Below, the first digits and their frequencies are shown:


Unnamed: 0_level_0,Frequency
FirstDigit,Unnamed: 1_level_1
1,30
2,12
3,15
4,15
5,12
6,9
7,10
8,4
9,0


Below, the expected frequencies are shown:


Unnamed: 0_level_0,Expected_Frequency
FirstDigit,Unnamed: 1_level_1
0,32.21021
1,18.841765
2,13.368445
3,10.369371
4,8.472393
5,7.163306
6,6.205138
7,5.47332
8,4.896051


Power_divergenceResult(statistic=np.float64(14.45619805497751), pvalue=np.float64(0.0706227444346869))
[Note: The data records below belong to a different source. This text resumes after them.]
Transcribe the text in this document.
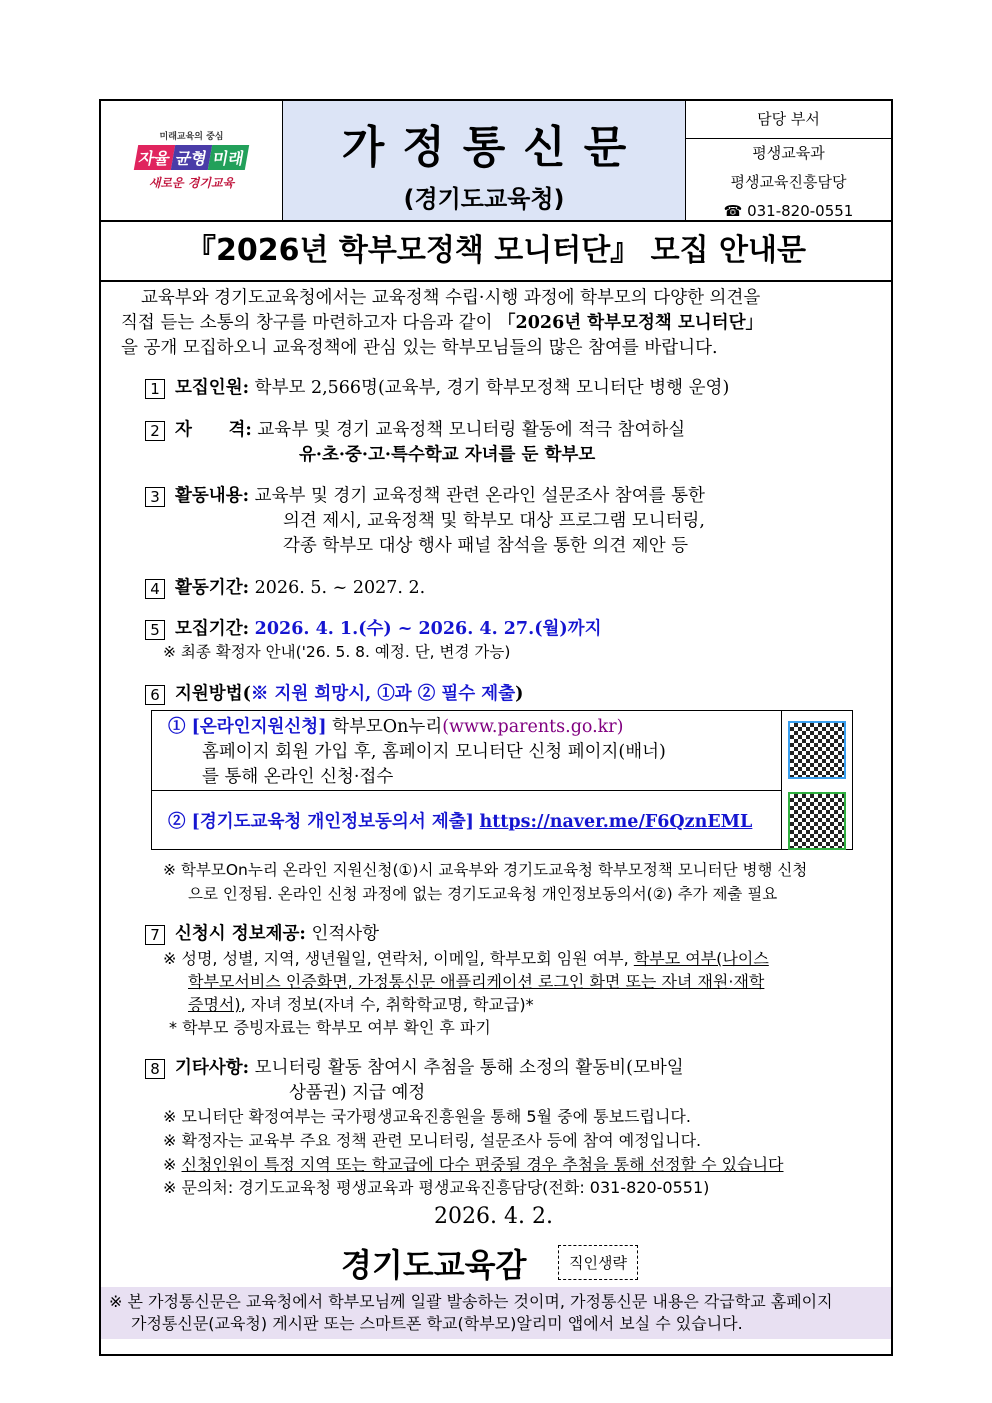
미래교육의 중심
자율 균형 미래
새로운 경기교육
가정통신문
(경기도교육청)
담당 부서
평생교육과
평생교육진흥담당
☎ 031-820-0551
『2026년 학부모정책 모니터단』 모집 안내문
교육부와 경기도교육청에서는 교육정책 수립·시행 과정에 학부모의 다양한 의견을
직접 듣는 소통의 창구를 마련하고자 다음과 같이 「2026년 학부모정책 모니터단」
을 공개 모집하오니 교육정책에 관심 있는 학부모님들의 많은 참여를 바랍니다.
1 모집인원: 학부모 2,566명(교육부, 경기 학부모정책 모니터단 병행 운영)
2 자      격: 교육부 및 경기 교육정책 모니터링 활동에 적극 참여하실
유·초·중·고·특수학교 자녀를 둔 학부모
3 활동내용: 교육부 및 경기 교육정책 관련 온라인 설문조사 참여를 통한
의견 제시, 교육정책 및 학부모 대상 프로그램 모니터링,
각종 학부모 대상 행사 패널 참석을 통한 의견 제안 등
4 활동기간: 2026. 5. ~ 2027. 2.
5 모집기간: 2026. 4. 1.(수) ~ 2026. 4. 27.(월)까지
※ 최종 확정자 안내('26. 5. 8. 예정. 단, 변경 가능)
6 지원방법(※ 지원 희망시, ①과 ② 필수 제출)
① [온라인지원신청] 학부모On누리(www.parents.go.kr)
홈페이지 회원 가입 후, 홈페이지 모니터단 신청 페이지(배너)
를 통해 온라인 신청·접수
② [경기도교육청 개인정보동의서 제출] https://naver.me/F6QznEML
※ 학부모On누리 온라인 지원신청(①)시 교육부와 경기도교육청 학부모정책 모니터단 병행 신청
으로 인정됨. 온라인 신청 과정에 없는 경기도교육청 개인정보동의서(②) 추가 제출 필요
7 신청시 정보제공: 인적사항
※ 성명, 성별, 지역, 생년월일, 연락처, 이메일, 학부모회 임원 여부, 학부모 여부(나이스
학부모서비스 인증화면, 가정통신문 애플리케이션 로그인 화면 또는 자녀 재원·재학
증명서), 자녀 정보(자녀 수, 취학학교명, 학교급)*
* 학부모 증빙자료는 학부모 여부 확인 후 파기
8 기타사항: 모니터링 활동 참여시 추첨을 통해 소정의 활동비(모바일
상품권) 지급 예정
※ 모니터단 확정여부는 국가평생교육진흥원을 통해 5월 중에 통보드립니다.
※ 확정자는 교육부 주요 정책 관련 모니터링, 설문조사 등에 참여 예정입니다.
※ 신청인원이 특정 지역 또는 학교급에 다수 편중될 경우 추첨을 통해 선정할 수 있습니다
※ 문의처: 경기도교육청 평생교육과 평생교육진흥담당(전화: 031-820-0551)
2026. 4. 2.
경기도교육감	직인생략
※ 본 가정통신문은 교육청에서 학부모님께 일괄 발송하는 것이며, 가정통신문 내용은 각급학교 홈페이지
가정통신문(교육청) 게시판 또는 스마트폰 학교(학부모)알리미 앱에서 보실 수 있습니다.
The output shows that the null hypothesis cannot be rejected at a significance level of $5\%$ since the p-value of the chi-square test is equal to $0.07062$. Thus, at the $5\%$ significance level no deviation of the distribution of the first digit from the Benford distribution can be substantiated, although at the $10%$ significance level it can be.

--------------

## 6. Evaluation <a id="Evaluation"></a>

The initial task was to use alternative methods of digital data analysis when auditing annual financial statements. The following conclusions can be drawn from the available synthetic data, i.e. artificially generated sample data:

1. Weekend bookings: 15 bookings took place on a Sunday; the corresponding booking records can be viewed using df_transactions_sundays and should be subjected to further investigations.
2. Cash minus inspection: The cash was five times in the minus.
3. Validation of duplicates: A duplicate was identified (Workflow GmbH Berlin). The data must be cleaned up and consolidated.